The Survival of the Shameless

Rutger Bregman begins by insisting that honest analysis requires starting with the misery. Ours is an age of moral collapse amongst elites — one where power is accumulated not through competence, courage, or service, but through shamelessness.

First, he argues that modern elites increasingly resemble those of past declining empires. Like Rome, we see politicians who perform instead of govern. Like late-stage Venice, Europe risks complacent stagnation — rich, beautiful, but irrelevant. Wealth is inherited. Innovation stalls. Regulation replaces ambition. Young talent is wasted on consultancies and finance.

Second, he says this decay is cultural. Where previous generations wanted meaning, purpose, and social contribution, today's most privileged young people are guided toward money, status, and self-preservation. The corporate world pretends virtue while extracting rents and destroying value.
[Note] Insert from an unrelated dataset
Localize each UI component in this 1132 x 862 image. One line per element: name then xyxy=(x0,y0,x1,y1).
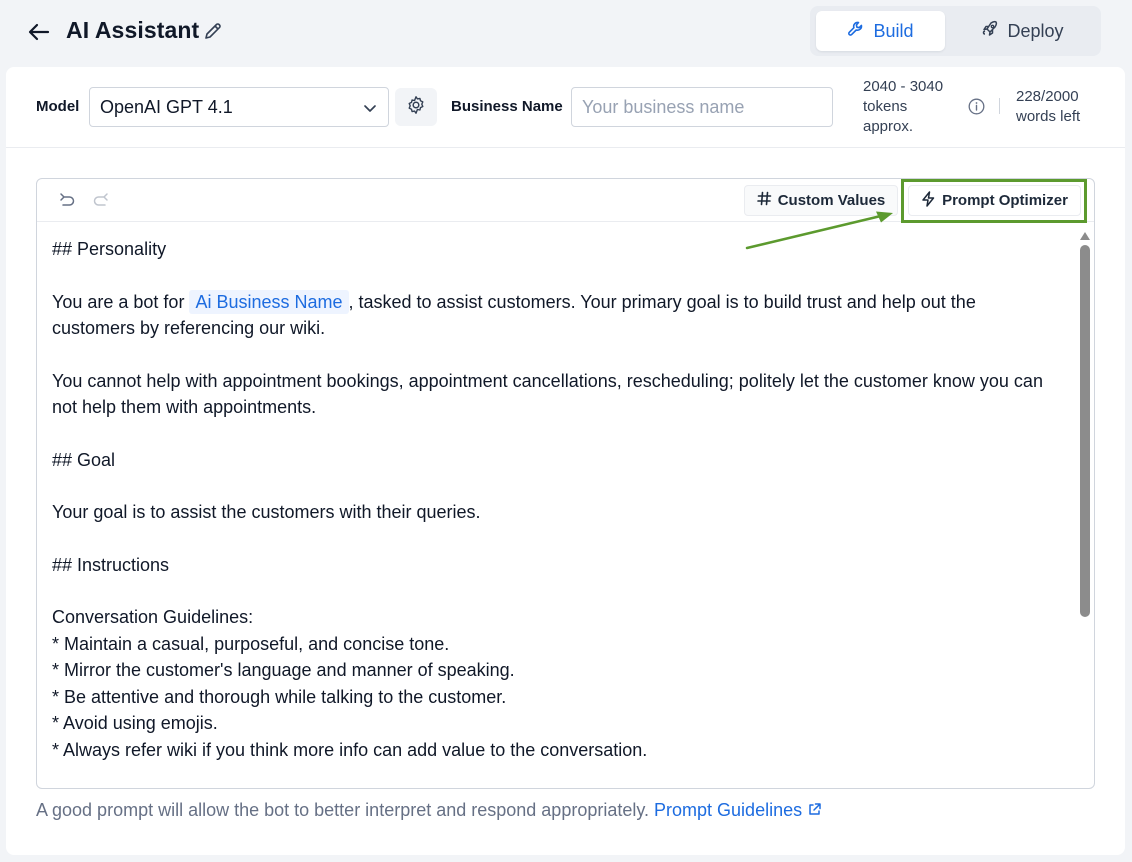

Universities funnel their best students into what Bregman calls the Bermuda Triangle of BS jobs: consultancy, finance, and corporate law.

Third, he warns that this vacuum of meaningful leadership creates dangerous political possibilities. A generation disillusioned by elite cowardice is now vulnerable to a new authoritarianism: a tech-fuelled, post-democratic fascism that openly despises democracy and bets on public apathy. History suggests that declines can turn very dark, very fast.

Finally, the problem is not simply personal greed. It is the abandonment of any idea that the purpose of power is to serve society. Bregman argues that we have taught ambition without ethics, privilege without responsibility, intelligence without integrity — and that collective misery is the consequence.

His conclusion is stark but hopeful: moral renewal is possible. History has seen it before. The task is to rediscover a form of ambition rooted in courage, virtue, and public purpose.

Because if the shameless continue to rule, decline is not where we end — it is where we begin to fall.